Published in the journal Spine by Andrew Simpson (Brigham and Women’s Hospital, Boston, USA) et al, the retrospective cohort study sought to determine if insurance type is associated with differences in baseline PROMs among patients with LSS.
The researchers note that the study findings “have broad ranging implications for research and healthcare policy, especially when using PROMs as measures of value”.
A total of 688 patients with LSS were identified within a major academic health system and their baseline Patient-Reported Outcomes Measurement Information System for physical function, pain, anxiety and depression, and visual analogue scale for low back and leg pain analysed.
Wilcoxon rank-sum testing and chi-squared testing were utilised for descriptive non-adjusted comparisons. Negative binomial regression modelling was performed with PROMs considered as dependent variables, insurance type as the primary predictor, and all other factors (e.g. Charlson Comorbidity Index, age, gender, race, ethnicity, language spoken, and median geospatial household income) considered as covariates.
The mean age of the study cohort was 62.6 ± 14years with a slight female majority (50.7%). Patients with Medicaid insurance were younger, more likely to be Hispanic, and less likely to be English-speaking than those with commercial insurance or Medicare.
Overall, patients with Medicaid insurance were found to have worse baseline PROMs across almost all domains, with the worst performance in Patient-Reported Outcomes Measurement Information System 10 physical global (incidence rate ratio 0.88; 95% confidence interval [CI], 0.82–0.95) and mental function (incidence rate ratio 0.85; 95% CI, 0.80–0.92).
Speaking to Spinal News International, Simpson said: “This study contributes to the growing body of literature across various medical specialties highlighting that factors beyond the patient’s clinical scenario affect the manifestation of disease.
“In the United States, medical insurance type serves as a proxy for sociodemographic factors and patient resources. Approximately 18% of the US population is insured by Medicaid, which typically represents lower-income households.

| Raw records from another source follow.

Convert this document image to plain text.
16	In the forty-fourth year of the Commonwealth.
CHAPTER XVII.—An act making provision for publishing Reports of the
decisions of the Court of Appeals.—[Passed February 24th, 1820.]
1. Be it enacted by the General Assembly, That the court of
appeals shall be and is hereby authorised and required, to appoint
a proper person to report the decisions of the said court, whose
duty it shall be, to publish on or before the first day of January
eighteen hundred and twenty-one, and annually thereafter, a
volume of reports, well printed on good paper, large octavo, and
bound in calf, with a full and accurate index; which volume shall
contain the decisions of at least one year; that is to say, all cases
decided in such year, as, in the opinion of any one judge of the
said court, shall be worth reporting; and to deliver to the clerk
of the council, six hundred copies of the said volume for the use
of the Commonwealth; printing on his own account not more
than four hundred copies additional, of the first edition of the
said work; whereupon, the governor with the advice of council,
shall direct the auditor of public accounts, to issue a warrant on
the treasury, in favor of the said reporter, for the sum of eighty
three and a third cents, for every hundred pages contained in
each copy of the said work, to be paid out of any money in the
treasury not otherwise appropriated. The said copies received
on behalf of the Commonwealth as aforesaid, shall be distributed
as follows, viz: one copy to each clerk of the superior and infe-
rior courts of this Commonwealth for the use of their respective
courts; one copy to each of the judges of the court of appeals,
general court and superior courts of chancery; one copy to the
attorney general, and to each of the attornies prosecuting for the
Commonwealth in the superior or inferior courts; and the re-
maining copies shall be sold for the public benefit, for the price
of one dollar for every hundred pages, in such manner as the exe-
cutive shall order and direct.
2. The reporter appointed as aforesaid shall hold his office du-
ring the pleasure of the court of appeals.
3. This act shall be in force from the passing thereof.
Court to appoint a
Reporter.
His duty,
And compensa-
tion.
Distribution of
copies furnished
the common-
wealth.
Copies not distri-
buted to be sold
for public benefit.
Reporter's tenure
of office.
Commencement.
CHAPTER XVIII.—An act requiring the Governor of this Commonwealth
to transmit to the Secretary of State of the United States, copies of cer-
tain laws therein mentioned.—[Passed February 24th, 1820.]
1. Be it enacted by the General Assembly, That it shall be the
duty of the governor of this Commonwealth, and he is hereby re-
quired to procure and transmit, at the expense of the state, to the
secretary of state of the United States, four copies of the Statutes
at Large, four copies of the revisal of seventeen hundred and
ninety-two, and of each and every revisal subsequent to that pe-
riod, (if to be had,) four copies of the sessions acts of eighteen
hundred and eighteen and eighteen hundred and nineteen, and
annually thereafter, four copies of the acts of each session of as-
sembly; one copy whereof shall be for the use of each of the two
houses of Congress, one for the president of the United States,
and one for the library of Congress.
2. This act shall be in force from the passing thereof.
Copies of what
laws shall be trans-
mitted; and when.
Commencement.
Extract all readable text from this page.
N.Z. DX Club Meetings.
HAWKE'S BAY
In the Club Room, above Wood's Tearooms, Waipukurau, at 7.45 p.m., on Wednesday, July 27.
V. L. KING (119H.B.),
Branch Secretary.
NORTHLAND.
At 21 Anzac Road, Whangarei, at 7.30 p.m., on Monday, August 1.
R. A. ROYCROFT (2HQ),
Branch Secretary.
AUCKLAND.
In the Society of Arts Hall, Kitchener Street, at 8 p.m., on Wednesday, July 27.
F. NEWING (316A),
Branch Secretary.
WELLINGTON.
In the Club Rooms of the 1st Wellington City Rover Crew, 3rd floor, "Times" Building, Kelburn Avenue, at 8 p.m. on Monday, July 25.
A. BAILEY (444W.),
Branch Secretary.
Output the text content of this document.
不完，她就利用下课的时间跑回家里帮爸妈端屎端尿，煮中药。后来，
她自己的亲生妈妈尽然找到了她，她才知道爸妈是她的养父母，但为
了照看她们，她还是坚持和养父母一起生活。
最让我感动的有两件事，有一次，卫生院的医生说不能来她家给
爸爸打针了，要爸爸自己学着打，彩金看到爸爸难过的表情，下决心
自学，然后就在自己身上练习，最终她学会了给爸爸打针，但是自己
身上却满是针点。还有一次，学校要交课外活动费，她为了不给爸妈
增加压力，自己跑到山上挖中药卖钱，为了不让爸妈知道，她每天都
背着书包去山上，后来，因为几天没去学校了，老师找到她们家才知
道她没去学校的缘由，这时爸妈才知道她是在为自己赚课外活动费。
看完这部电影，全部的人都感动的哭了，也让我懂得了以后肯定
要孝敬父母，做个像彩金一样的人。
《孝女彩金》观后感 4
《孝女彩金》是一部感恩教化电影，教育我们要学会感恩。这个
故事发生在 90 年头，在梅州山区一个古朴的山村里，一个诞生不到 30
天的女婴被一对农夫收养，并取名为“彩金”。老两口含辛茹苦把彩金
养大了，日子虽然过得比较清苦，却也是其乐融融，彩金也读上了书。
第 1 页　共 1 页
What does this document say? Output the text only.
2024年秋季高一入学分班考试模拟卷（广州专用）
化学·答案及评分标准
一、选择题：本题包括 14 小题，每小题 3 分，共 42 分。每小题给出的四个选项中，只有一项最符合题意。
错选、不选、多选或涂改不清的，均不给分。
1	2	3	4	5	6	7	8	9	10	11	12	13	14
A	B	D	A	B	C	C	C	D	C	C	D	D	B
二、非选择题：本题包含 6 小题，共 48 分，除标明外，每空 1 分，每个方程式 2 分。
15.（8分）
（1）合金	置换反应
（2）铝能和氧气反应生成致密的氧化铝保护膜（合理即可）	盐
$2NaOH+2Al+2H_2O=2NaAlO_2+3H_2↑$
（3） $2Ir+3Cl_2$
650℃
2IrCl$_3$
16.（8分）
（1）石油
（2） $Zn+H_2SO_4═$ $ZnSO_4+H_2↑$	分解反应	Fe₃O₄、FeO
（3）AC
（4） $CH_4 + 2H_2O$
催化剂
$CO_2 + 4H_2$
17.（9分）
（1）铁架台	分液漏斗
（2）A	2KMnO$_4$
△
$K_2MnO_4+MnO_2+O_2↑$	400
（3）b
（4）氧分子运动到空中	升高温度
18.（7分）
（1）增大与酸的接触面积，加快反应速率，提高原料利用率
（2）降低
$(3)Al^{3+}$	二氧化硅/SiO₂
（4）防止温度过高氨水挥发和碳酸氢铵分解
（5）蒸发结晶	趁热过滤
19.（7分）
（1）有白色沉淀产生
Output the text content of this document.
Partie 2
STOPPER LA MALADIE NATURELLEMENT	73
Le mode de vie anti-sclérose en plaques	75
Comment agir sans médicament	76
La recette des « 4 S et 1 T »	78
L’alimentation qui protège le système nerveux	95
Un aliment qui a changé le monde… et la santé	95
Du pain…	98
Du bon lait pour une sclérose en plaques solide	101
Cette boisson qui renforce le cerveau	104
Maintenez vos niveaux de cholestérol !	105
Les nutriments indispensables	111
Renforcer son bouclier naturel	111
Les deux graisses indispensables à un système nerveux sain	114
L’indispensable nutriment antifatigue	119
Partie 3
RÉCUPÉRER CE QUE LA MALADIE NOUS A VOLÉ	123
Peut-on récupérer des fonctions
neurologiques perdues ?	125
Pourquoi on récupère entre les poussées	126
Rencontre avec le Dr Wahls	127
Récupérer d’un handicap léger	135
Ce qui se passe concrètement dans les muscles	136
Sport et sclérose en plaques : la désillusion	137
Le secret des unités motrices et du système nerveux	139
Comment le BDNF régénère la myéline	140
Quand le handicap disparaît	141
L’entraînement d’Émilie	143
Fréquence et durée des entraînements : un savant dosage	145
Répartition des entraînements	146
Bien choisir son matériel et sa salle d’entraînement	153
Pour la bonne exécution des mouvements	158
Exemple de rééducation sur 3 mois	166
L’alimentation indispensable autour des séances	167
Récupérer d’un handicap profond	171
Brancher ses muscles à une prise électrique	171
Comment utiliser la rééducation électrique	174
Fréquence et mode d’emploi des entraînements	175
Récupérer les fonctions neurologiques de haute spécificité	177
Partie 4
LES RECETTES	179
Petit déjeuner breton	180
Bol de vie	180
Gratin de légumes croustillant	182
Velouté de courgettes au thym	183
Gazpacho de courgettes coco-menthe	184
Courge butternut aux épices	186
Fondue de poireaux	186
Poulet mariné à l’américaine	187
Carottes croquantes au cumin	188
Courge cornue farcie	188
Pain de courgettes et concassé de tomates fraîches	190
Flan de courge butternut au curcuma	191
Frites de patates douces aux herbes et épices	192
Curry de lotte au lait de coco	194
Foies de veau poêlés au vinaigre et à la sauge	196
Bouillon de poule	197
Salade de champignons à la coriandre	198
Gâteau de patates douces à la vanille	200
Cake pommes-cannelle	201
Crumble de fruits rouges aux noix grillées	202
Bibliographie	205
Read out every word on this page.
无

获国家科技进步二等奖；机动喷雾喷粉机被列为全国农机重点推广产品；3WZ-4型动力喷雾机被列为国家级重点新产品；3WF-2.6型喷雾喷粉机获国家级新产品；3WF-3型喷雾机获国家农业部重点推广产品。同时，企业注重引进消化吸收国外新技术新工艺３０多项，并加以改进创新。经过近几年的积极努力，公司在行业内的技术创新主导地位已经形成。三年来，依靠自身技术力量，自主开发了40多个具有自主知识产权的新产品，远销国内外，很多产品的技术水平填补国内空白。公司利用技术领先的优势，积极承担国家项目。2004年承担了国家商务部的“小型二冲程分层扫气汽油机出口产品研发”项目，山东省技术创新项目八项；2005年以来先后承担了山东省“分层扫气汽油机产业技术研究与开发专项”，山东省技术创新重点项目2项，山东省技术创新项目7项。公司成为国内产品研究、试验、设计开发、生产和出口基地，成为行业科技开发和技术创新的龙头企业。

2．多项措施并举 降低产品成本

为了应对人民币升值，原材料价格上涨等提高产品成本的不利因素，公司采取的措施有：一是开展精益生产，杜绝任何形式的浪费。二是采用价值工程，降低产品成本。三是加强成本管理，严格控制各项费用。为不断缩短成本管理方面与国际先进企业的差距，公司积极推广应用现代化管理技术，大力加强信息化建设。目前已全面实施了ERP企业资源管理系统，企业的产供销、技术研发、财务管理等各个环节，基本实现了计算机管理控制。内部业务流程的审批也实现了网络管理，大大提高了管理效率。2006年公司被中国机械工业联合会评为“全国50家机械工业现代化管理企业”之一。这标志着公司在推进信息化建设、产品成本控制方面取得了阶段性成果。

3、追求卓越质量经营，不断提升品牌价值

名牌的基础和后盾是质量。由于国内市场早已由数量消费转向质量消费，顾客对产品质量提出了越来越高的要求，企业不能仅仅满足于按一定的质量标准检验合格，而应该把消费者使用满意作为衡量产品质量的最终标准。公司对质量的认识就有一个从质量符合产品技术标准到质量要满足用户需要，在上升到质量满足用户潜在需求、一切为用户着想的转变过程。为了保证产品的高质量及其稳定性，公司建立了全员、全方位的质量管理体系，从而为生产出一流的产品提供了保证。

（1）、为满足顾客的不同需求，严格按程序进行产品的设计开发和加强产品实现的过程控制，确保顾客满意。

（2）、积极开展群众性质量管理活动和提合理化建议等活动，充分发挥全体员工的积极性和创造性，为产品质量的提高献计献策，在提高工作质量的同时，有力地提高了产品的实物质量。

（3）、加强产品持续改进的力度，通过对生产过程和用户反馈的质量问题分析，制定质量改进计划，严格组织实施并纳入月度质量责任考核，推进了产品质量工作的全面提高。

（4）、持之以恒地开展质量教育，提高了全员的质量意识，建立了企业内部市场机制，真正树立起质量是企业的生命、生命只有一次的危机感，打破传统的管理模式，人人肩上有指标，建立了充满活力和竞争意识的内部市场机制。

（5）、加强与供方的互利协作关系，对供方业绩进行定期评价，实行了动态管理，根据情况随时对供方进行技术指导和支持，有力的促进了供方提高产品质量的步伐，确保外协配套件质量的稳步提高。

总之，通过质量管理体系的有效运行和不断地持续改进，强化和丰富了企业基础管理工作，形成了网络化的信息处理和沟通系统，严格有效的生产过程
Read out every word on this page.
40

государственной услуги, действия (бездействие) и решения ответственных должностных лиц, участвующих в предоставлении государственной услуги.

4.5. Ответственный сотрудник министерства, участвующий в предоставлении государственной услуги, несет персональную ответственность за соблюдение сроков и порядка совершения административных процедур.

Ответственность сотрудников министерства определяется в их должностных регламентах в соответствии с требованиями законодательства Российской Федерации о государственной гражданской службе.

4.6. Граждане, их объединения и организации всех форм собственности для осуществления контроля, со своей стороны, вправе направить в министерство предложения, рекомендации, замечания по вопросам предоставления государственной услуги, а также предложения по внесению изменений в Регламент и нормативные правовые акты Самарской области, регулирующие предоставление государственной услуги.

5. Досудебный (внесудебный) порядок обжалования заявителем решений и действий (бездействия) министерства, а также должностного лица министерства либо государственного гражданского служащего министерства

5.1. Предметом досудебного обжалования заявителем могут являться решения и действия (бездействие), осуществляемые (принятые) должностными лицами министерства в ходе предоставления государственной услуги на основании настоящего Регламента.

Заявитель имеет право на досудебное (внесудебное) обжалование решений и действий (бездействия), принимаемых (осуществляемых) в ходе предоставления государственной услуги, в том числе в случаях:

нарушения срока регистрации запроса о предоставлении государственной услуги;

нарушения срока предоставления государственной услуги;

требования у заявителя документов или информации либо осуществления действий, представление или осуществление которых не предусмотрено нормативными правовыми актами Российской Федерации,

We found that, in patients with lumbar stenosis, those insured by Medicaid had worse patient-reported outcome measures across several domains as compared to patients with Medicare or private health insurance. In additional subsequent work, we also demonstrated similar findings in patients with disc herniations.
“As orthopaedic and spine specialists continue to leverage PROMs as measures of value in care delivery and potentially as decision aids for therapeutic guidance, it is imperative that health care stakeholders recognise and account for these systematic disparities in PROMs by insurance type. Our findings highlight the pervasive differences in how different populations experience similar disease states, and serve as a reminder that there is work to be done to ensure that all patients, including disadvantaged populations, get access to high quality spine care.
“I would like to thank the talented group of Harvard orthopaedic surgery residents, Alexander Crawford, Grace Xiong, Harry Lightsey, and Brian Goh, and my faculty colleagues, Andrew Schoenfeld, Stuart Hershman, and Jeremy Smith, that made this important work possible.”